Scotland’s current act for dealing with them was implemented 50 years ago. In recent years there has been a lot of discussion but little action about reviewing the rules. The Scottish Law Commission produced a report in 2009 but nothing has happened in the intervening five years.
With a reported 70 per cent of people failing to make a will before they die, intestacy is a significant issue. In an ideal world, everyone would have a will in place, but this is simply not the case. Intestacy laws need to ensure the fairest outcome for loved ones of the deceased.
The rules in Scotland are widely regarded as outdated and overdue for review. I would urge we use the changes in effect in England and Wales as a spur to action to review our system.
Tessa Till, Partner, Pagan Osborne, George Street, Edinburgh
Turkey should step up its protection efforts
Pictures are emerging of women and children armed with AK-47s fighting to the death in Syria to defend their city of Kobani against their Islamic State enemies.
No one can fail to be moved by these pictures. Except Turkey, that is, which has done nothing despite pledging to stop Kobani from falling to IS.
Turkey refuses to allow the allies to use its air bases. The Turkish government is said to fear encouraging Kurdish separatist movement inside its own borders.
Their tanks and other ground forces have been stationed along the border within a few hundred metres of the fighting but have not intervened.
They sit idle while thousands of civilians are at risk of rape, torture, crucifixion and ultimately death by beheading.
Turkey is a member of Nato so should be told to step up to the mark and get involved or they will be thrown out of Nato and face economic sanctions, including banning all flights to and from Turkey.
Clark Cross, Springfield Road, Linlithgow
Time for SNP to bring its sour grapes to end
THE SNP seems to claim victory for the Yes campaign. They say on September 18 Scotland voted for change – funny I thought the No to independence voters had won the day by more than ten per cent.
They claim that Yes voters came from all parties – don’t they think for a moment that this also applied to the No side as well? Obviously many who voted SNP at the last Holyrood election must have voted No, otherwise the numbers would not have stacked up.

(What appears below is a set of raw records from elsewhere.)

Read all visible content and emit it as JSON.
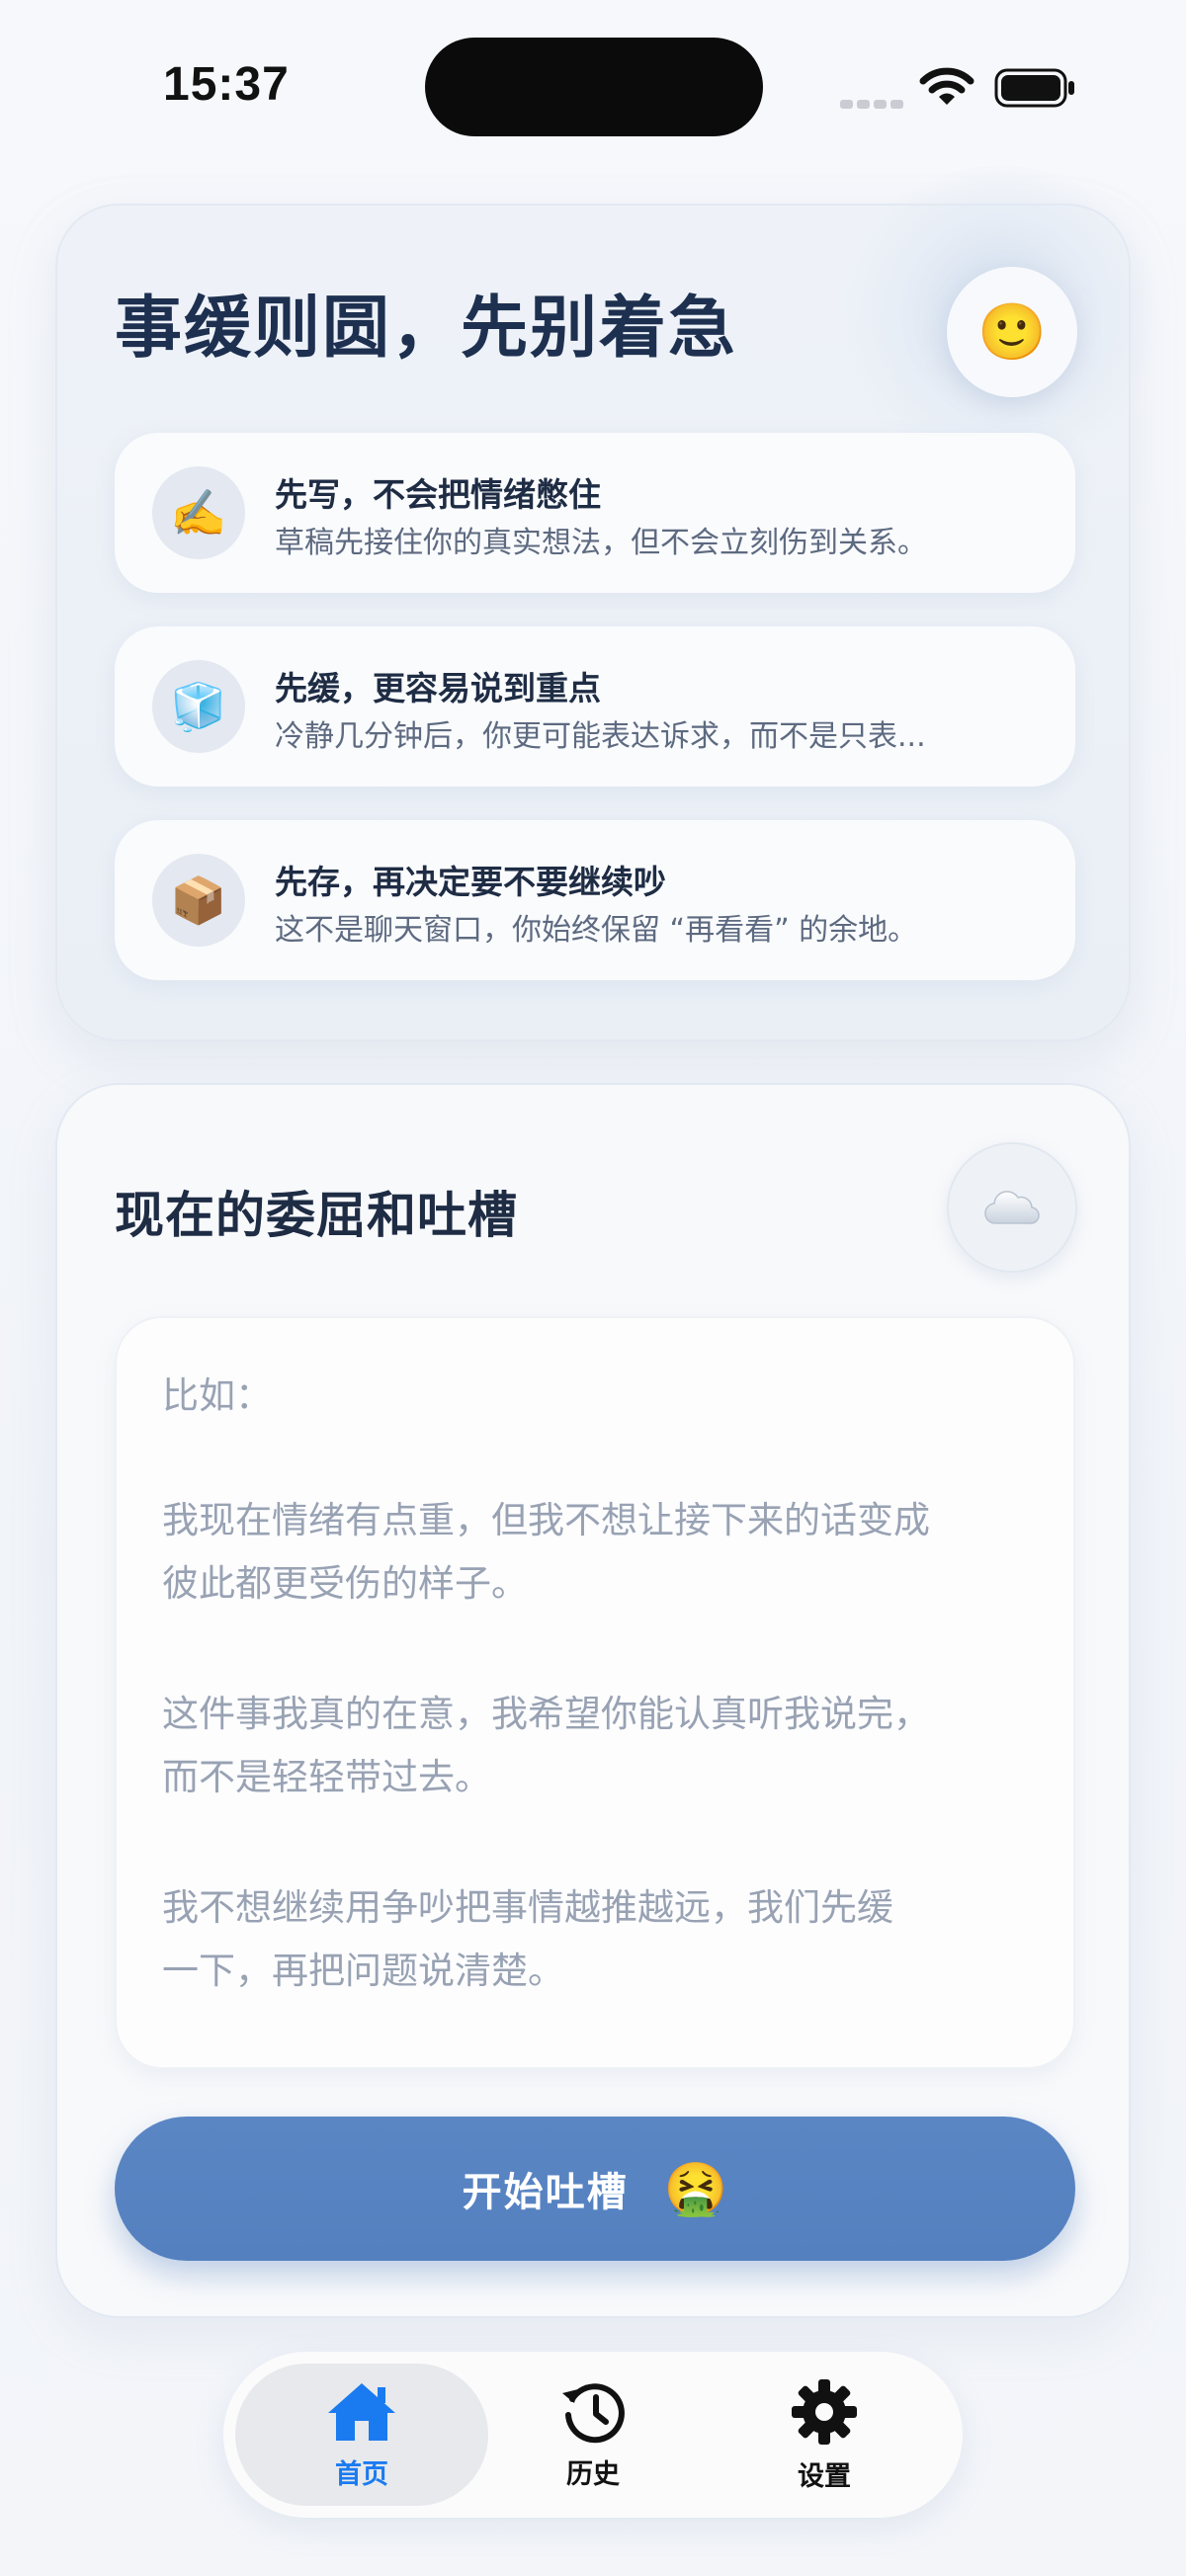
{
  "status_bar": {
    "time": "15:37"
  },
  "hero": {
    "title": "事缓则圆，先别着急",
    "emoji": "🙂",
    "tips": [
      {
        "icon": "✍️",
        "title": "先写，不会把情绪憋住",
        "desc": "草稿先接住你的真实想法，但不会立刻伤到关系。"
      },
      {
        "icon": "🧊",
        "title": "先缓，更容易说到重点",
        "desc": "冷静几分钟后，你更可能表达诉求，而不是只表..."
      },
      {
        "icon": "📦",
        "title": "先存，再决定要不要继续吵",
        "desc": "这不是聊天窗口，你始终保留 “再看看” 的余地。"
      }
    ]
  },
  "compose": {
    "title": "现在的委屈和吐槽",
    "placeholder_lines": [
      "比如：",
      "我现在情绪有点重，但我不想让接下来的话变成",
      "彼此都更受伤的样子。",
      "这件事我真的在意，我希望你能认真听我说完，",
      "而不是轻轻带过去。",
      "我不想继续用争吵把事情越推越远，我们先缓",
      "一下，再把问题说清楚。"
    ],
    "start_label": "开始吐槽",
    "start_emoji": "🤮"
  },
  "tabbar": {
    "tabs": [
      {
        "label": "首页",
        "icon": "home-icon",
        "active": true
      },
      {
        "label": "历史",
        "icon": "history-icon",
        "active": false
      },
      {
        "label": "设置",
        "icon": "gear-icon",
        "active": false
      }
    ]
  },
  "colors": {
    "accent": "#5480bf",
    "tab_active": "#1a7bf0"
  }
}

We heard a lot from Alex Salmond beforehand that the result would be accepted by both sides – or had he not contemplated a No result?
It’s about time the Yes people had a look at the result and accepted it, or are sour grapes going to last forever?
Scott Miller, Joppa (address supplied)
Council could get a tighter financial grip
The City of Edinburgh Council website Interactive Budget Planner is farcical. Every small percentage reduction comes with a warning of doom, massive closures and a return to the dark ages.
What it side-steps telling us is by how much these budgets have all grown in recent years.
If councillors have allowed various spends to increase steadily over recent years (highly likely) would it really hurt to revert them to, say, 2012 levels of expenditure? Whatever we spent two or three years ago was seen as adequate and did the job so would it really be so terrible to cut back to those levels until Westminster’s austerity cuts back off a bit – as they most certainly will, given time.
Additionally, it makes no mention of privatising waste collections or abolishing the DLO – two simple measures which would reap long term (and proven) financial benefits.
But there I go again, confusing common sense with this inward-facing council of fools.
Norrie Henderson, Corstorphine (address supplied)
Desperately seeking my cousin Marjorie
I am trying to trace my cousin Marjorie Rae (nee Cook) – who I last heard was living in Balerno.
My sister Jeanette lives in Australia and asked if I could try to make contact on her behalf.
Does anyone out there know of Marjorie’s whereabouts – if so could they please get in touch via the Evening News letters page?